Los Belasco vivían pendientes de las noticias de Europa, cada vez más confusas y alarmantes. En Varsovia, ocupada por los alemanes, había cuatrocientos mil judíos hacinados en un gueto de tres kilómetros cuadrados y medio. Sabían, porque Samuel Mendel les había informado por telegrama desde Londres, que los padres de Alma estaban entre ellos. De nada les sirvió a los Mendel su dinero; en los primeros tiempos de la ocupación perdieron sus bienes en Polonia y el acceso a sus cuentas en Suiza, tuvieron que abandonar la mansión familiar, confiscada y convertida en oficinas de los nazis y sus colaboradores, y quedaron reducidos a la misma condición de inconcebible miseria del resto de los habitantes del gueto. Entonces descubrieron que no tenían un solo amigo entre su propia gente. Fue todo lo que Isaac Belasco logró averiguar. Resultaba imposible comunicarse con ellos y ninguna de sus gestiones para rescatarlos dio resultados.
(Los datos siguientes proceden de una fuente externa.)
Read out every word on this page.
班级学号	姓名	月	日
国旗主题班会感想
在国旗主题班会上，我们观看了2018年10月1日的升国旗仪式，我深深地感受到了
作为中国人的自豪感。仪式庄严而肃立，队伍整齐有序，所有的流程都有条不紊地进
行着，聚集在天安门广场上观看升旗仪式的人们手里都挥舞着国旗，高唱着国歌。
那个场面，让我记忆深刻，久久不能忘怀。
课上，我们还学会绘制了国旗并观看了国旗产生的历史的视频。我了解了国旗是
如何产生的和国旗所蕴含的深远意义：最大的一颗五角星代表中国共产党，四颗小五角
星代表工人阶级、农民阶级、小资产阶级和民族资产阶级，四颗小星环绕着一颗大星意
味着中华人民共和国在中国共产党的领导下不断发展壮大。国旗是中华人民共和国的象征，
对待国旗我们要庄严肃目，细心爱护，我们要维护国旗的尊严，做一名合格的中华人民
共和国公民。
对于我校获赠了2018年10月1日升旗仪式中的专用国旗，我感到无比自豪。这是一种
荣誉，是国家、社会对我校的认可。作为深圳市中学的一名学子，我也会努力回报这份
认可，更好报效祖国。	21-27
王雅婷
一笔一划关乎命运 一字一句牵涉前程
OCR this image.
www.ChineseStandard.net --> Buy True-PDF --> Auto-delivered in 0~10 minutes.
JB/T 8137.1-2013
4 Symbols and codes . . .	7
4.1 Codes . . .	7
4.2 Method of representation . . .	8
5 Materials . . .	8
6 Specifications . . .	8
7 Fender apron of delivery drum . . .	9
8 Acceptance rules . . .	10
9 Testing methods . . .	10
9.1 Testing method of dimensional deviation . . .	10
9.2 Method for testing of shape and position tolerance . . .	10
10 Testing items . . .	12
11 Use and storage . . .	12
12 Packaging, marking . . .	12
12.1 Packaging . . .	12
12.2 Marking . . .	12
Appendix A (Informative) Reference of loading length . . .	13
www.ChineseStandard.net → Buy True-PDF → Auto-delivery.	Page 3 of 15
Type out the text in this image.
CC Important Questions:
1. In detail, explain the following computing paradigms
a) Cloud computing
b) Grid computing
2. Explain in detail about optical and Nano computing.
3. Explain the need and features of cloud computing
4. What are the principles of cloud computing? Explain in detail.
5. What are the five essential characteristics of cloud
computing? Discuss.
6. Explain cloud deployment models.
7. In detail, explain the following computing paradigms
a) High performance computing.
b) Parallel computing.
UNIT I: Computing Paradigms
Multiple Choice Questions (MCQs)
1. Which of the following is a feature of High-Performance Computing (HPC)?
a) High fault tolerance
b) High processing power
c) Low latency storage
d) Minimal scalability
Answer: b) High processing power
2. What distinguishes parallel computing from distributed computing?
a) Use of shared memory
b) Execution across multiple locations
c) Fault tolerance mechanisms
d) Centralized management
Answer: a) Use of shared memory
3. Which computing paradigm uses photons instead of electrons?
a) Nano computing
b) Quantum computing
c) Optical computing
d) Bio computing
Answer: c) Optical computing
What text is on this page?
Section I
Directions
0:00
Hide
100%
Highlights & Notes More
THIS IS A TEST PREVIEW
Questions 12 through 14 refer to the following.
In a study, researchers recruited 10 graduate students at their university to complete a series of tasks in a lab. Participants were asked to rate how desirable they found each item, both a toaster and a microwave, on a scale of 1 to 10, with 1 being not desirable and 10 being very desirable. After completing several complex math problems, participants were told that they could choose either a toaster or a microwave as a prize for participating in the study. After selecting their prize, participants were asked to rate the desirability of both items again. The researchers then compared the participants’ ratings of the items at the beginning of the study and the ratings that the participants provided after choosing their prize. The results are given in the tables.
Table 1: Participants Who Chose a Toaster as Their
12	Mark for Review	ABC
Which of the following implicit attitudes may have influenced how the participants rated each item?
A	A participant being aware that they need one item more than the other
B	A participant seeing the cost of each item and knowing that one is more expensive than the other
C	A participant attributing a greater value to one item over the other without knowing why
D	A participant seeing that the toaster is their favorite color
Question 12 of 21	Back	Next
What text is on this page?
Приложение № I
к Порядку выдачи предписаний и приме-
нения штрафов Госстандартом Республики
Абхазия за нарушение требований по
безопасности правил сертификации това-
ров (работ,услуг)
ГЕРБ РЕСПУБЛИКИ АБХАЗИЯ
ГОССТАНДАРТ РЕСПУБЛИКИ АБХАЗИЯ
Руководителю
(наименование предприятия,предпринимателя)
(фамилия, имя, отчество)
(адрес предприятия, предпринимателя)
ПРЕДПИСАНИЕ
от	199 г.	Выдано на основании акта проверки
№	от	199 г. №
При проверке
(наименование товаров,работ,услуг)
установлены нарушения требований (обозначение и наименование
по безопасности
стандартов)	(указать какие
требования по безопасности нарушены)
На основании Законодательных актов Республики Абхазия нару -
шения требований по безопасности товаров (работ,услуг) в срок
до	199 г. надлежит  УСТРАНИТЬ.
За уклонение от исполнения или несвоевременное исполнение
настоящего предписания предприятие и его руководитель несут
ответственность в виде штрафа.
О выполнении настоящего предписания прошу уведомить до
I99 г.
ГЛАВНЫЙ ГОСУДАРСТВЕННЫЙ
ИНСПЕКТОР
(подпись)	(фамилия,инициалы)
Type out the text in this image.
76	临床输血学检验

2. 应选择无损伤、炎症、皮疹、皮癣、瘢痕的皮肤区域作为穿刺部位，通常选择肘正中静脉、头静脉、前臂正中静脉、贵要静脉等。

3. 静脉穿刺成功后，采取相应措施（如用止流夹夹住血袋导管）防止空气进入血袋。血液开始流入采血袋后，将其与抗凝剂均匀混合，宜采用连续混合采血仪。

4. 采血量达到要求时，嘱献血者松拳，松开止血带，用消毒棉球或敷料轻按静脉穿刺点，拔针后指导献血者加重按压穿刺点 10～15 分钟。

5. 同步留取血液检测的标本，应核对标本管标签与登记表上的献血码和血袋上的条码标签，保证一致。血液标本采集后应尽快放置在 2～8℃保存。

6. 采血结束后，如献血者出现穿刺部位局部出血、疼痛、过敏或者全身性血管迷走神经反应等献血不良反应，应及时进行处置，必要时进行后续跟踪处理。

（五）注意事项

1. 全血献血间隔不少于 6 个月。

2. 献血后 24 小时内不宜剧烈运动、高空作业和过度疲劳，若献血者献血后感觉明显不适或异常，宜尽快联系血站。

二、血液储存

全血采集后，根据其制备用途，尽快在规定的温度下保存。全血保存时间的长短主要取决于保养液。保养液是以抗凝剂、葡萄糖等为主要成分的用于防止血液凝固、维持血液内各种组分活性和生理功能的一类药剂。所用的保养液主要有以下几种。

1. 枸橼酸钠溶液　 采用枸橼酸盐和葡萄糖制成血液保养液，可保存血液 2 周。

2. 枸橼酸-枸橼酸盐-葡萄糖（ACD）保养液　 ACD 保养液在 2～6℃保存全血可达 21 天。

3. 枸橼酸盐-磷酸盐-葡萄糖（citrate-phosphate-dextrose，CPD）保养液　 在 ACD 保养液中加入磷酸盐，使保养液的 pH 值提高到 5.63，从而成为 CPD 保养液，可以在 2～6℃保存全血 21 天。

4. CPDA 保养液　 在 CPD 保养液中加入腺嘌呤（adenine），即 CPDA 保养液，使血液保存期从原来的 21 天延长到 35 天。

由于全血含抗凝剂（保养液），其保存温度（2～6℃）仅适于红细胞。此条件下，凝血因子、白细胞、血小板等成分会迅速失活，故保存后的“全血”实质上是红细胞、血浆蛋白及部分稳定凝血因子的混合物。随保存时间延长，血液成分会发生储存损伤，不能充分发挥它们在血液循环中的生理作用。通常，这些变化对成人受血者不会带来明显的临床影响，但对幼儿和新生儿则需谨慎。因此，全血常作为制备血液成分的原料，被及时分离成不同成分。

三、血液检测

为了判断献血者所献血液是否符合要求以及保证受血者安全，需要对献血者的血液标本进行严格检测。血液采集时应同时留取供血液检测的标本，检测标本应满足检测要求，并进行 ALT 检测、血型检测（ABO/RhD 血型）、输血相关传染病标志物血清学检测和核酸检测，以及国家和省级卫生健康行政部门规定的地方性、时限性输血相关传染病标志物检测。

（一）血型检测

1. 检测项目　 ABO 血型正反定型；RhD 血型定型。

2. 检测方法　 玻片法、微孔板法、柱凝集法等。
Isaac usó sus conexiones con políticos influyentes, incluyendo un par de senadores en Washington y el secretario de Guerra, de quien había sido compañero en Harvard, pero le respondieron con vagas promesas que no cumplieron, porque tenían entre manos asuntos mucho más urgentes que una misión de socorro en el infierno de Varsovia. Los americanos observaban los acontecimientos en un compás de espera; todavía imaginaban que esa guerra al otro lado del Atlántico no les incumbía, a pesar de la sutil propaganda del gobierno de Roosevelt para influir en el público en contra de los alemanes. Tras el alto muro que marcaba la frontera del gueto de Varsovia, los judíos sobrevivían en extremos de hambre y terror. Se hablaba de deportaciones masivas, de hombres, mujeres y niños arreados hacia trenes de carga que desaparecían en la noche, de la voluntad de los nazis de exterminar a los judíos y a otros indeseables, las cámaras de gas, los hornos crematorios y otras atrocidades imposibles de confirmar y, por lo tanto, difíciles de creer para los americanos.